I never fully understood why we as humans pull away from the painful things. We push away the painful in ways that I cannot fully comprehend and seek the dullness the absence of pain leaves behind. We regard ourselves as healthy when we feel no pain or successful when there are no signs of hindrances. I believe that when we push through the painful we will see transformation.
            We arrived the morning of the ADD/ADHD evaluation armed with the assessments that had been filled out by ourselves and by my son Scotty’s teacher. The pediatrician came in wearing his tattered jeans and T-shirt, a child of the 80s, and sat down on a kiddy chair across from the place where my husband and I sat. Scotty stayed on the exam table, his soccer worn legs swinging back and forth as his hazel eyes grew wide.
            The doctor said, “So talk to me, tell me what this is all about.”
            I began the explanation of what the teacher had told me, what I had observed, and then I handed him a sampling of school work from the past month. He flipped through the papers and looked from my husband to myself and up at my wide-eyed son. After a few moments he asked again what grade that he was in and when we replied he nodded knowingly.
            The criteria for ADD/ADHD was clearly met by the assessments provided, however the doctor explained that usually he would be diagnosed/labeled and treated with the standard treatment that is used by doctors and schools, but that’s not what the doctor felt that he needed. The school work and the observations we shared lead him to believe that there might be an underlying issue, such as dyslexia or Irlen’s syndrome. He readily admitted that he wasn’t comfortable medicating or diagnosing. He referred us to a child psychologist who specializes in learning disabilities.
I’m thankful that this Doctor was willing to admit that he didn’t have the answer, though it would be easy to write a prescription and hope that it would correct all of his problems, but as the doctor explained, medication shouldn’t be our first option, though it may be part of the treatment along the way, it would only be a band aid fix at the moment and would not identifying the underlying problem or problems and addressing each accordingly.
            We were on our way with a few techniques that might helps Scott, such as tactile exercises, such as writing spelling words in pudding, and reading through a different color of acetate paper. A timer attached to a book mark for reading.

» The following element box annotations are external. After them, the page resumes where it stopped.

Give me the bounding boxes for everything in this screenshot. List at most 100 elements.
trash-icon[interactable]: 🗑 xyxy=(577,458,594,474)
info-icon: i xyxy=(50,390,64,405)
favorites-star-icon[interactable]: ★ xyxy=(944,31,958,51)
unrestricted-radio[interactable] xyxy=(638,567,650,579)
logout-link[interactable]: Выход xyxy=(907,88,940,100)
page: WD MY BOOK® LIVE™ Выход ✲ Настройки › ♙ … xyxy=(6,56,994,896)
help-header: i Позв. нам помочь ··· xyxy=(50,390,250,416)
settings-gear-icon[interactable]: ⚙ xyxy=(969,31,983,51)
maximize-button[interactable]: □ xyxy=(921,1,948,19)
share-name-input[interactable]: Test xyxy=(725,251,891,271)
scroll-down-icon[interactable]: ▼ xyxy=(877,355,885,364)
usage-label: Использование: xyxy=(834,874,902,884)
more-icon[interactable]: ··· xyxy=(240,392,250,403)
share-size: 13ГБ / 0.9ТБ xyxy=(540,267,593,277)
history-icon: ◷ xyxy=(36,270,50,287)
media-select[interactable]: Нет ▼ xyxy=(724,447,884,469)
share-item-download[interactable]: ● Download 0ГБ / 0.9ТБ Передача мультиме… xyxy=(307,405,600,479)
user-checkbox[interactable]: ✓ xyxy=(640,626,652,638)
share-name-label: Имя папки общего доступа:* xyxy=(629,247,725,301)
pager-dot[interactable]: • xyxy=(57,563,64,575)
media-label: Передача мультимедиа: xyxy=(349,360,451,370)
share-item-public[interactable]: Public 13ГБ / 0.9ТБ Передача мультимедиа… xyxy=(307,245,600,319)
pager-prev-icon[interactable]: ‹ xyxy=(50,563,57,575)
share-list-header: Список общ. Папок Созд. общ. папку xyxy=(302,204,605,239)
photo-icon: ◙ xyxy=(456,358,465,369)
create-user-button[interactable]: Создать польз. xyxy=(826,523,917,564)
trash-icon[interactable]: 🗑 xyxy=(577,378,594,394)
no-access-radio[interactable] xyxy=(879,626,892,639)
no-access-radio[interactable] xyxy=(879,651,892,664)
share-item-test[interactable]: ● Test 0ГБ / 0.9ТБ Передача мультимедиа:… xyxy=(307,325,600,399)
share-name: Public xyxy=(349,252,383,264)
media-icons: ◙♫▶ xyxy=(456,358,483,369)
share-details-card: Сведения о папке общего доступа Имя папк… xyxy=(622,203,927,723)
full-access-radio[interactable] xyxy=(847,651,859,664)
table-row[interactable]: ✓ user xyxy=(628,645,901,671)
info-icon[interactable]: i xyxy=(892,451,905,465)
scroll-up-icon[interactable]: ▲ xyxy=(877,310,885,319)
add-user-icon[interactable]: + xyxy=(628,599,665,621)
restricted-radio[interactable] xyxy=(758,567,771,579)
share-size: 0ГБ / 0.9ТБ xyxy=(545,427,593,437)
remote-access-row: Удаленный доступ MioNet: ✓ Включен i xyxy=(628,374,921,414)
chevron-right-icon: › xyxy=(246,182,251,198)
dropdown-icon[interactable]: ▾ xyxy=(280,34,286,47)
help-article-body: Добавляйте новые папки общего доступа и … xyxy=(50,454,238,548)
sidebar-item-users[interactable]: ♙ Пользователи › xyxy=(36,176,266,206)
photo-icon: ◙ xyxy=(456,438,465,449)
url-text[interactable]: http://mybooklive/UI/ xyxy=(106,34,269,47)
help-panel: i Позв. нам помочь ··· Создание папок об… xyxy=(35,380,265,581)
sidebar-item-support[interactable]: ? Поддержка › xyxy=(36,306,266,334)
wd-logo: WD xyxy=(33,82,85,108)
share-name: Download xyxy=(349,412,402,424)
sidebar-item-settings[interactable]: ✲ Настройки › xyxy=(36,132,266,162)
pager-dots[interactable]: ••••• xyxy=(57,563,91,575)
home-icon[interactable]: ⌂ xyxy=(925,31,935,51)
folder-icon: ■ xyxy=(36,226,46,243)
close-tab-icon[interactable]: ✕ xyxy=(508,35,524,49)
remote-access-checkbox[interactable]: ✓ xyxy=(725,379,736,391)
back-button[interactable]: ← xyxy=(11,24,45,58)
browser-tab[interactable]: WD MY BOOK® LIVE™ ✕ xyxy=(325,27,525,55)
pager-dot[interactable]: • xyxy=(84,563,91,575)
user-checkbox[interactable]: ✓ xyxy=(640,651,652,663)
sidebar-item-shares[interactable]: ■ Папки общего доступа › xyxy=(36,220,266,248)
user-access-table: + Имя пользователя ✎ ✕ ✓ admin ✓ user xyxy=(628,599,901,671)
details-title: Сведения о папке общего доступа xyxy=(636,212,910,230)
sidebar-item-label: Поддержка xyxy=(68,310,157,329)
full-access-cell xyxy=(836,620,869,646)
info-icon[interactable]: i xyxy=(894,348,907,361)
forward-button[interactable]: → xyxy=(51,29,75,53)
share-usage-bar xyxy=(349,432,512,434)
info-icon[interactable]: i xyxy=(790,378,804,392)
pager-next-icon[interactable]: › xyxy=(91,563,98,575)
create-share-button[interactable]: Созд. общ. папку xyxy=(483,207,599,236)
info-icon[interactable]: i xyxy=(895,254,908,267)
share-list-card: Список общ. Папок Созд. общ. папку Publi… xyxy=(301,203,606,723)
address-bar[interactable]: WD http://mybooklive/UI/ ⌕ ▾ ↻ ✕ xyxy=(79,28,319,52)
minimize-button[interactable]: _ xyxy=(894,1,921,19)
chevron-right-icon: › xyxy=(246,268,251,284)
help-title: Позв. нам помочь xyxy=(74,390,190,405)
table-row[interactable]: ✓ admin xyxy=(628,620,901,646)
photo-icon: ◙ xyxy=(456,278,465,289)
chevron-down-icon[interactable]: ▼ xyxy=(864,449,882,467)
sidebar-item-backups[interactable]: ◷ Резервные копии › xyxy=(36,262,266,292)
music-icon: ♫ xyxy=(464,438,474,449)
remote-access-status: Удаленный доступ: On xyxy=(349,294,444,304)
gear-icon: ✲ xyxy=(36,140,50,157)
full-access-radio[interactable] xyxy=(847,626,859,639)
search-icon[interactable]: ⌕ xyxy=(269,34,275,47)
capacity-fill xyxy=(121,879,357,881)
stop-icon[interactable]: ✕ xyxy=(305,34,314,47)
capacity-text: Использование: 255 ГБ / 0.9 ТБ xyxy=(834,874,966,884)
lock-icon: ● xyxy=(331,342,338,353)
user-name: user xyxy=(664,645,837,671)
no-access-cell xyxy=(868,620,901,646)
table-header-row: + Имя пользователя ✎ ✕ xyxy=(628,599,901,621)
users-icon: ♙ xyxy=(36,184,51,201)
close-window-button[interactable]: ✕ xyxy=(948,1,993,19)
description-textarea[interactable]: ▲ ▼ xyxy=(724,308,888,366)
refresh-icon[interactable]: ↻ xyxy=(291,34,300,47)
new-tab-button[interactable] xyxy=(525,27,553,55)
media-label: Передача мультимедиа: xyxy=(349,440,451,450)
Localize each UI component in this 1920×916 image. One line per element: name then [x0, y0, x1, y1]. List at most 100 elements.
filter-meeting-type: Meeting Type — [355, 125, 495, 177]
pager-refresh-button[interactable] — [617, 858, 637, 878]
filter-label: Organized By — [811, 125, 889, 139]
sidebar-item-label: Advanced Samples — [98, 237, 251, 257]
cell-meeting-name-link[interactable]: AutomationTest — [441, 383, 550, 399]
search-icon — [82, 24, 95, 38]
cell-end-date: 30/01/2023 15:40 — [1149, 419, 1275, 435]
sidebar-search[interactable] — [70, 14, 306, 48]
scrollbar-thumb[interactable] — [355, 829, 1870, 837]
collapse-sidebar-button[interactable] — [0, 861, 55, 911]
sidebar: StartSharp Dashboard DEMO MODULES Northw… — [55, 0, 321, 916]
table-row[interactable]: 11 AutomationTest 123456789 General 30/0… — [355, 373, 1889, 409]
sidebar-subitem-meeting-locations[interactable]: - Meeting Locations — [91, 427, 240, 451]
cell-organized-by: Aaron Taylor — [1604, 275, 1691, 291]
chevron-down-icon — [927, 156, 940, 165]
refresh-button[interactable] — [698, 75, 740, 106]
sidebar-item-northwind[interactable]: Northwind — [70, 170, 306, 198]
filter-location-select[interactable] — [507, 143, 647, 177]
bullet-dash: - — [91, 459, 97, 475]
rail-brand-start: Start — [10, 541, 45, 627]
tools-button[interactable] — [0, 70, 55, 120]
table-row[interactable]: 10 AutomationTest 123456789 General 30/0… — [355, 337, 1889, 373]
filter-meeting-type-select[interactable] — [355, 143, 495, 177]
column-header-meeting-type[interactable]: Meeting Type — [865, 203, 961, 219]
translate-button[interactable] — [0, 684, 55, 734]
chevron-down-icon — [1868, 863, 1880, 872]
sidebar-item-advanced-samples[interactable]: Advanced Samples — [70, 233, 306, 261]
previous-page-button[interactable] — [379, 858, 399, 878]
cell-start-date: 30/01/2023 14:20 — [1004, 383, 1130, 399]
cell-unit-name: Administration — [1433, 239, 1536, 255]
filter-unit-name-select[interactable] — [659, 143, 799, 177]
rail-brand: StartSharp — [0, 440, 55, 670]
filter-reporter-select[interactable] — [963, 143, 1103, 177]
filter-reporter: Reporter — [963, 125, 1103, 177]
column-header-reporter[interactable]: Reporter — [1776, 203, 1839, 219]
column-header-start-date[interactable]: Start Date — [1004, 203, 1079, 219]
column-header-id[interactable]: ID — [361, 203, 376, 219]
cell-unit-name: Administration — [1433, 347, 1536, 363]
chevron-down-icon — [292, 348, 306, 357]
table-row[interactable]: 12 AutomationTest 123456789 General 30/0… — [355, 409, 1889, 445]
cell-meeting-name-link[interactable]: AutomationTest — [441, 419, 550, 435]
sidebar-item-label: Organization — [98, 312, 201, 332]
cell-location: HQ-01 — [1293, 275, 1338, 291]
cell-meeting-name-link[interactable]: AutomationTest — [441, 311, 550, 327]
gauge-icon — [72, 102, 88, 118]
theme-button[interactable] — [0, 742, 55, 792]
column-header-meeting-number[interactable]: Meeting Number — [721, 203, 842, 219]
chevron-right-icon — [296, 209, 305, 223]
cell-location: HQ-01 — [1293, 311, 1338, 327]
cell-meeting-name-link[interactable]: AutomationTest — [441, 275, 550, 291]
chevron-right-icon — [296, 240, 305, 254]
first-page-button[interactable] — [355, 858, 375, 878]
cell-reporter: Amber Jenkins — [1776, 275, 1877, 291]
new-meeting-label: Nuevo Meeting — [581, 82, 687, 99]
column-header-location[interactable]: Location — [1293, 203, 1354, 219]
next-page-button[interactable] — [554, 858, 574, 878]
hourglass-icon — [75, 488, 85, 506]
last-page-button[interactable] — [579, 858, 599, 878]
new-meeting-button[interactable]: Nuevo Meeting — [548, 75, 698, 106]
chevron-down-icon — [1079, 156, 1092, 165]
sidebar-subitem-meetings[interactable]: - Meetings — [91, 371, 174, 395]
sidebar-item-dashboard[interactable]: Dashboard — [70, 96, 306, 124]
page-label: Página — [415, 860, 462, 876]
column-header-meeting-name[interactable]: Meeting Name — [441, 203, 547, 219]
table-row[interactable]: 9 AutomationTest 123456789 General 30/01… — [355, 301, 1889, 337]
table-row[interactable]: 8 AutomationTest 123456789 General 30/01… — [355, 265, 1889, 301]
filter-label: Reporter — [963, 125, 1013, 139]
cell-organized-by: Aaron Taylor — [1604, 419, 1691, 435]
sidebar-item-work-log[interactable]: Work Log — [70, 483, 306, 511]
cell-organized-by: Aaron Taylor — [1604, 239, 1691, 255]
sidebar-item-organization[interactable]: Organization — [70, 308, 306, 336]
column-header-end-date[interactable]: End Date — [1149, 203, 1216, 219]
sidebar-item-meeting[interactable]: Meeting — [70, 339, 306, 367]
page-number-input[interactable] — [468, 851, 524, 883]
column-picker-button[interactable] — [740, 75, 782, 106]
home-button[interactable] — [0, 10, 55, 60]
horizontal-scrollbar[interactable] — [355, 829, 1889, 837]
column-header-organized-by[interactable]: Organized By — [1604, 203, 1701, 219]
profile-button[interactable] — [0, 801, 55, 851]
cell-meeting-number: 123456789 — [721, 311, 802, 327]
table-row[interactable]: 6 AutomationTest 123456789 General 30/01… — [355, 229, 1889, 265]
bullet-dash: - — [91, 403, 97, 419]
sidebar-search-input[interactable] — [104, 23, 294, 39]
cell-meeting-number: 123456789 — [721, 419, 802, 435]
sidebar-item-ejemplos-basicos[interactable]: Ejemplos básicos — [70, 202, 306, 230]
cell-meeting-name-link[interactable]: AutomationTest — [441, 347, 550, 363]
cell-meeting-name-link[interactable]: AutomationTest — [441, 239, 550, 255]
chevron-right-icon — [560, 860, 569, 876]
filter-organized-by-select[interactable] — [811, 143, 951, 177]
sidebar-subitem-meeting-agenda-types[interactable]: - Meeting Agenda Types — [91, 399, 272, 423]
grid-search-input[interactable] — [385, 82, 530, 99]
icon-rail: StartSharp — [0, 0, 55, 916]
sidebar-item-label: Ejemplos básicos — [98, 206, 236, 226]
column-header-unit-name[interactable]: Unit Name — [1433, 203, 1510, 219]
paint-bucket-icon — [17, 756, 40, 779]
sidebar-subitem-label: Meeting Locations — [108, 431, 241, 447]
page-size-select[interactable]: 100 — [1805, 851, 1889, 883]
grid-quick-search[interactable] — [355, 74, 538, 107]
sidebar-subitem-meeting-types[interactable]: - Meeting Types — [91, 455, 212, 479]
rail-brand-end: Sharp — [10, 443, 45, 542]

            Walking away that day I took away from our visit unexpected hope. I found it in something that he said, he said it simply as if sharing information, but the affect it had was powerful. He said that 85% of people learn the same way, but a few learn differently. It’s as if they speak another language where learning is concerned. It’s not a disability, only a difference. It’s up to us, the adults guiding our children to learn that language and help them to learn ours.
           
 We each speak a language all our own.


       For you, mother or father of a struggling learner, those who belong to the energetic boys, the day-dreaming girls, do not settle for status quo. Seek the answers that are specific to them, learn your child’s language, be an advocate, do your research, and remember, you are not alone.